O Jornalista Salva-se Recorrendo ao Exagero
O jornal é, de certo modo, o teatro histórico ao domícílio, obrigado a fornecer em cada número a ração de terrível e ridículo necessária para conciliar a digestão ou o sono dos seres aos quais nunca acontece nada.
Por conseguinte, o jornalista tem de recorrer continuamente ao exagero, mas sobretudo à hipérbole e, se for caso disso, à invenção.
Compete-lhe vencer, à força de fantasia e literatura amplificadoras, a espantosa uniformidade da vida humana.
Todos os dias, desde milénios, sucedem uns tantos assassínios, suicídios, roubos e incêndios - os nomes dos protagonistas e lugares mudam, porém as causas e formas são sempre, eternamente, quotidianamente, as mesmas.
O jornalista salva-se recorrendo ao exagero.
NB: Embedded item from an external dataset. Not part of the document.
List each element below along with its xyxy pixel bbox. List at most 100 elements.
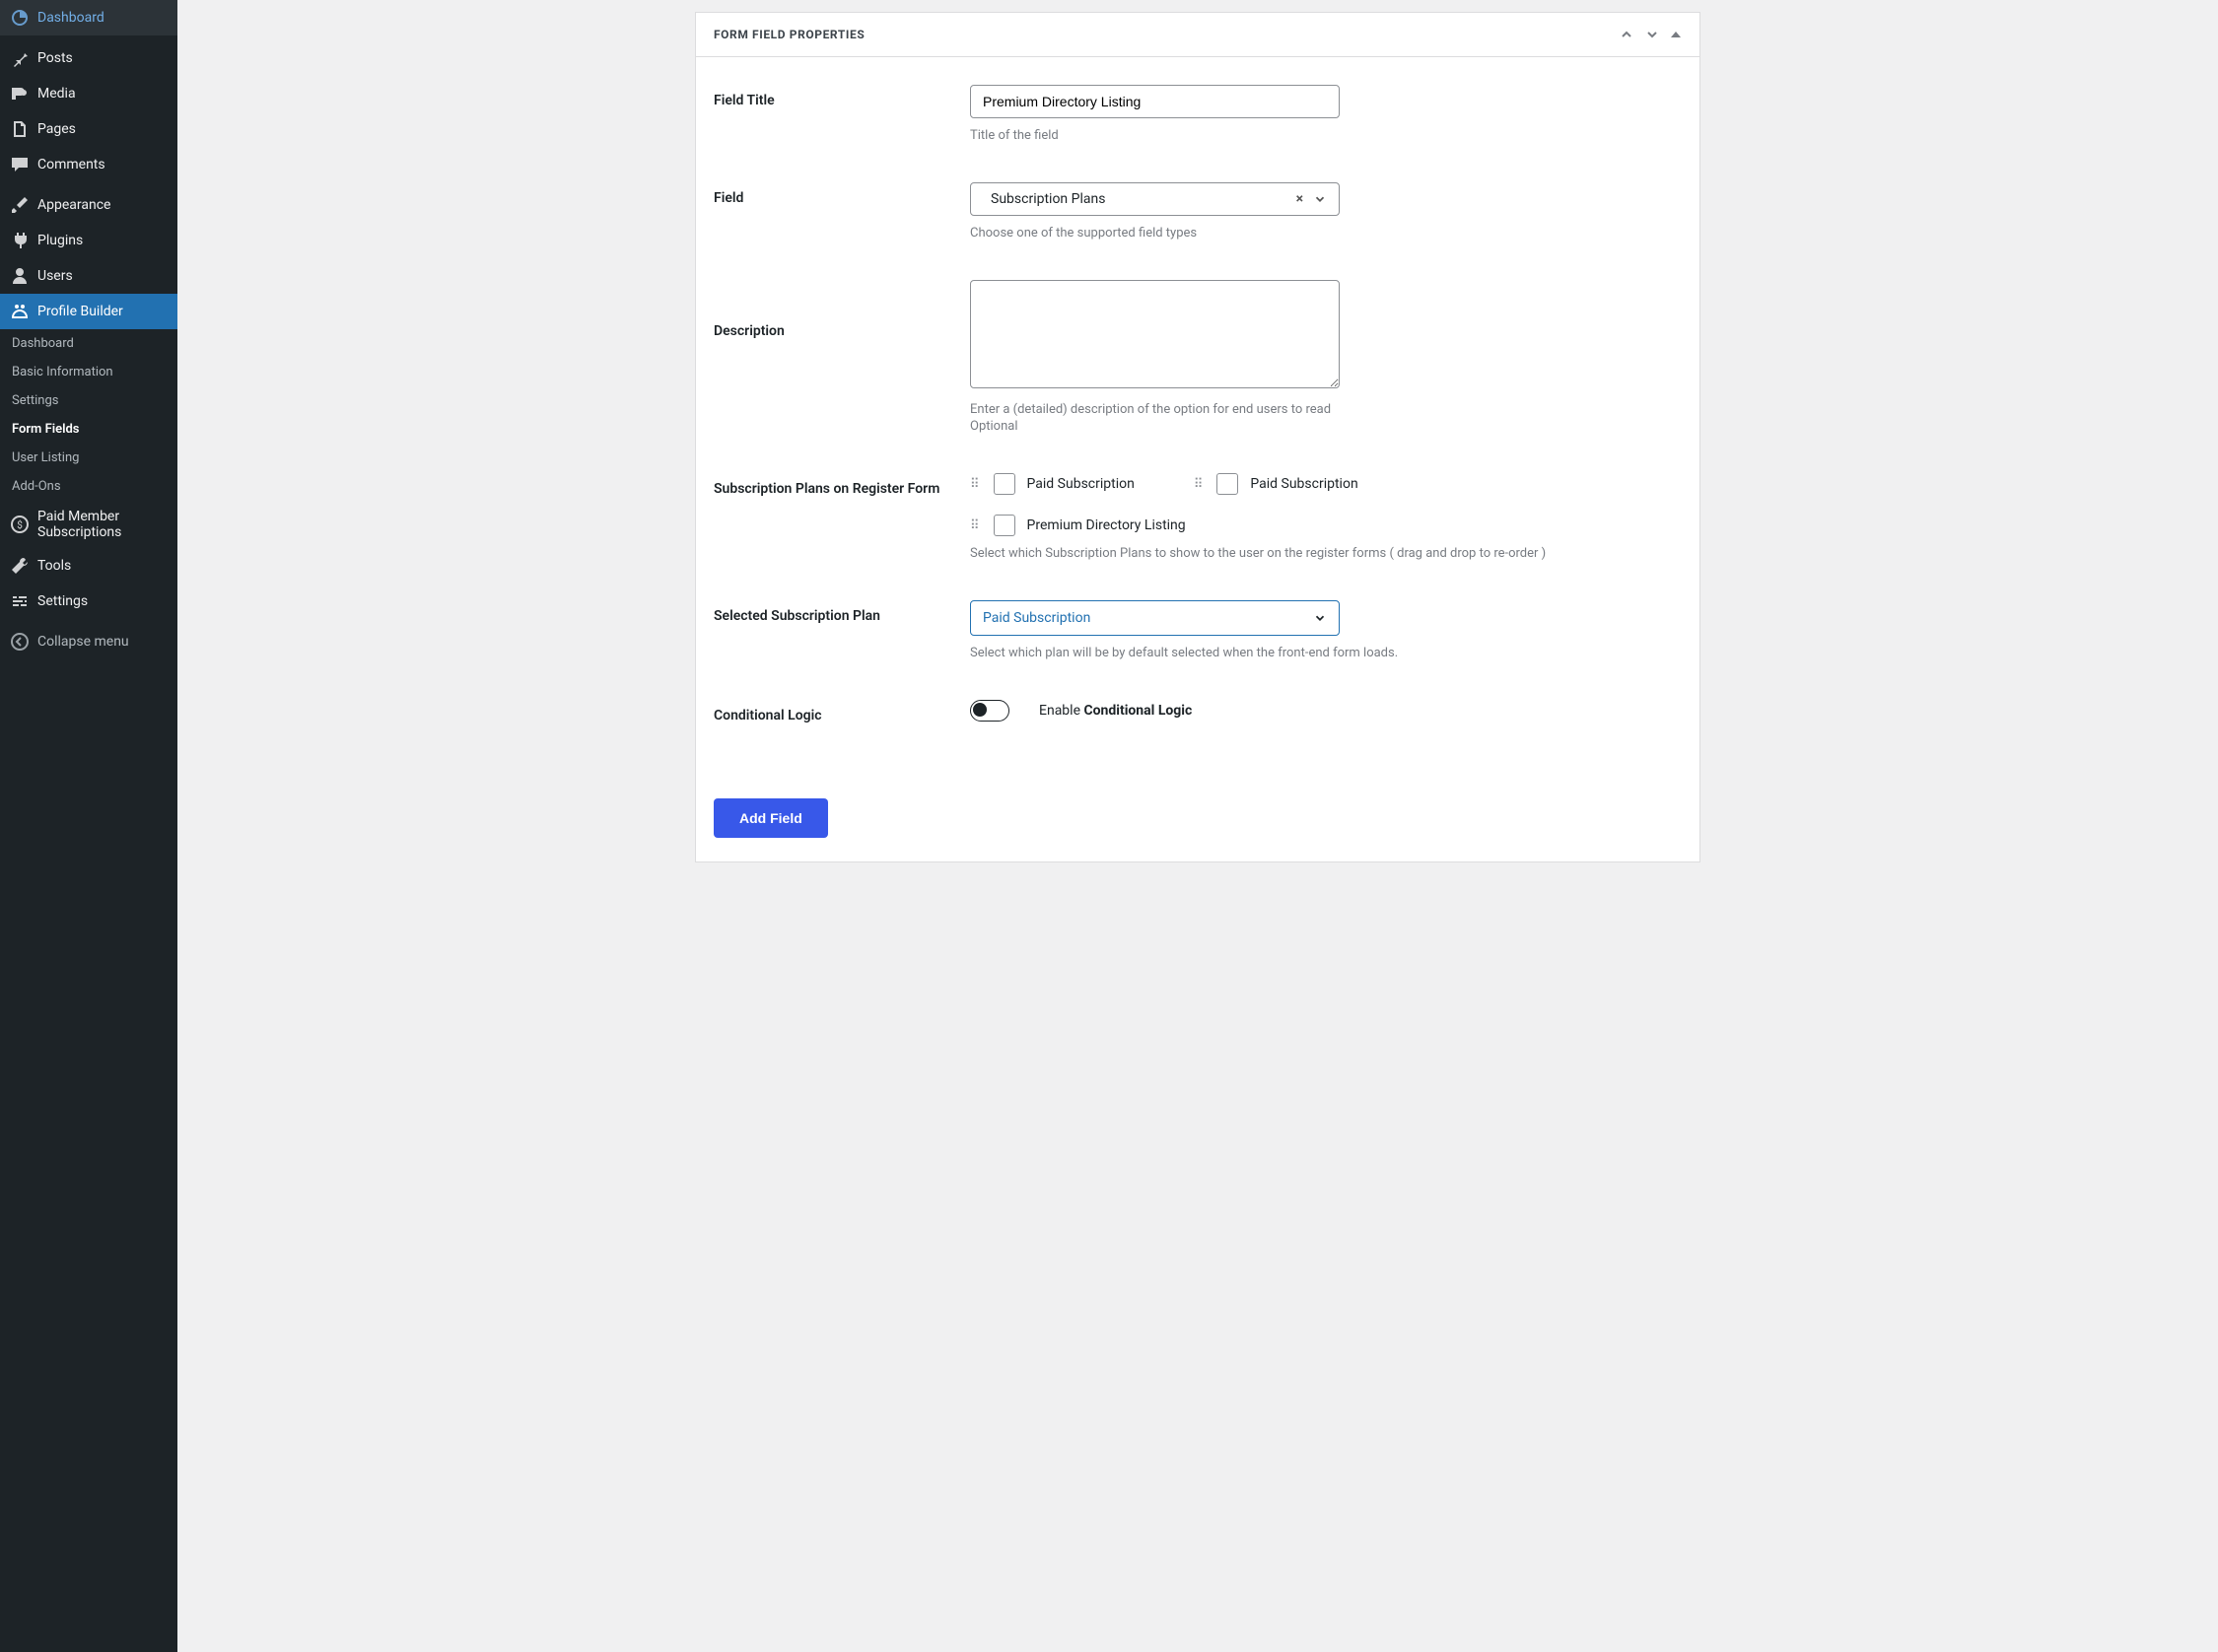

Sob a sua pena, tudo assume um aspecto trágico ou satírico.
Todo o terramoto que faça ruir duas casas é um cataclismo de que não há memória outro igual, uma rixa entre bêbados uma «luta na via pública», uma manifestação de mendigos «uma revolta», a assinatura de um tratado «uma data histórica», um orogotango amestrado «um milagre da ciência».
Todo o aviador que fractura a coluna vertebral é um «herói da mais elevada estirpe», todo o transbordo de rios a «segunda edição do Dilúvio», toda a prostituta que mata ou se mata a protagonista de um «novo drama de amor».
Os homens, na sua maioria sádicos, querem que o jornal lhes satisfaça o sadismo íntimo, pelo que tem de localizar, de país para país, todo o abrutalhado e malévolo que existe e apresentá-lo ainda mais bruto e mau.
Se há uma mulher de permeio, ou é possível fingir que há, junta ao bruto um pouco do porco: o famoso binómio romântico - amor e morte - traduz-se facilmente em sangue e esperma.